= Jin-Yi Cai =

Chinese-American computer scientist

Jin-Yi Cai (蔡进一; born 1961) is a Chinese American mathematician and computer scientist. He is a professor of computer science, and also the Steenbock Professor of Mathematical Sciences at the University of Wisconsin–Madison. His research is in theoretical computer science, especially computational complexity theory. In recent years he has concentrated on the classification of computational counting problems, especially counting graph homomorphisms, counting constraint satisfaction problems, and Holant problems as related to holographic algorithms.

== Early life ==
Cai was born in Shanghai, China.
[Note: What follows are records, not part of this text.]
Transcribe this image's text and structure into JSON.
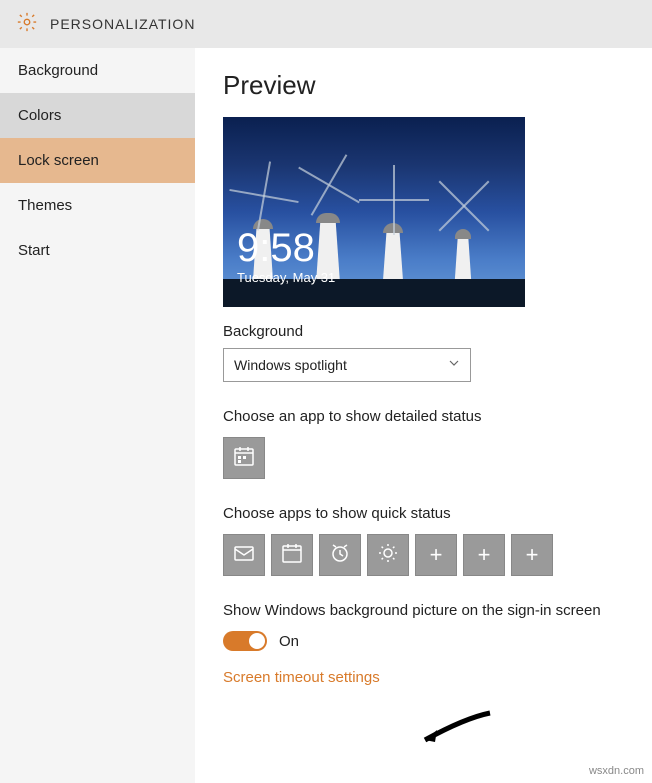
{
  "header": {
    "title": "PERSONALIZATION"
  },
  "sidebar": {
    "items": [
      {
        "label": "Background",
        "state": ""
      },
      {
        "label": "Colors",
        "state": "hover"
      },
      {
        "label": "Lock screen",
        "state": "selected"
      },
      {
        "label": "Themes",
        "state": ""
      },
      {
        "label": "Start",
        "state": ""
      }
    ]
  },
  "main": {
    "preview": {
      "title": "Preview",
      "time": "9:58",
      "date": "Tuesday, May 31"
    },
    "background": {
      "label": "Background",
      "selected": "Windows spotlight"
    },
    "detailed": {
      "label": "Choose an app to show detailed status",
      "apps": [
        "calendar-icon"
      ]
    },
    "quick": {
      "label": "Choose apps to show quick status",
      "apps": [
        "mail-icon",
        "calendar-icon",
        "alarm-icon",
        "weather-icon",
        "plus",
        "plus",
        "plus"
      ]
    },
    "signin": {
      "label": "Show Windows background picture on the sign-in screen",
      "state_label": "On",
      "on": true
    },
    "link": "Screen timeout settings"
  },
  "watermark": "wsxdn.com",
  "colors": {
    "accent": "#d87a2a"
  }
}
He studied mathematics at Fudan University, graduating in 1981.
He earned a master's degree at Temple University in 1983, a second master's degree at Cornell University in 1985, and his Ph.D. from Cornell in 1986, with Juris Hartmanis as his doctoral advisor.

== Academic career ==
He became a faculty member at Yale University (1986-1989),
Princeton University (1989-1993), and SUNY Buffalo (1993-2000),
rising from Assistant Professor to Full Professor in 1996.
He became a Professor of Computer Science at the University of Wisconsin–Madison in 2000.

== Awards ==
Cai was a Presidential Young Investigator, Sloan Research Fellow, and a Guggenheim Fellow. He received a Morningside Silver Medal, and a Humboldt Research Award for Senior U.S. Scientists. He was jointly awarded the Gödel Prize in 2021, an award in theoretical computer science for his work in the paper titled: Complexity of Counting CSP with Complex Weights. He was also awarded the Fulkerson Prize in Discrete Mathematics awarded by the American Mathematical Society and the Mathematical Programming Society.

He was elected a Fellow of the Association for Computing Machinery (2001), American Association for the Advancement of Science (2007), and a foreign member of Academia Europaea (2017). He was named to the 2023 class of Fellows of the American Mathematical Society, "for contributions to computational complexity theory, especially in the areas of complexity dichotomy".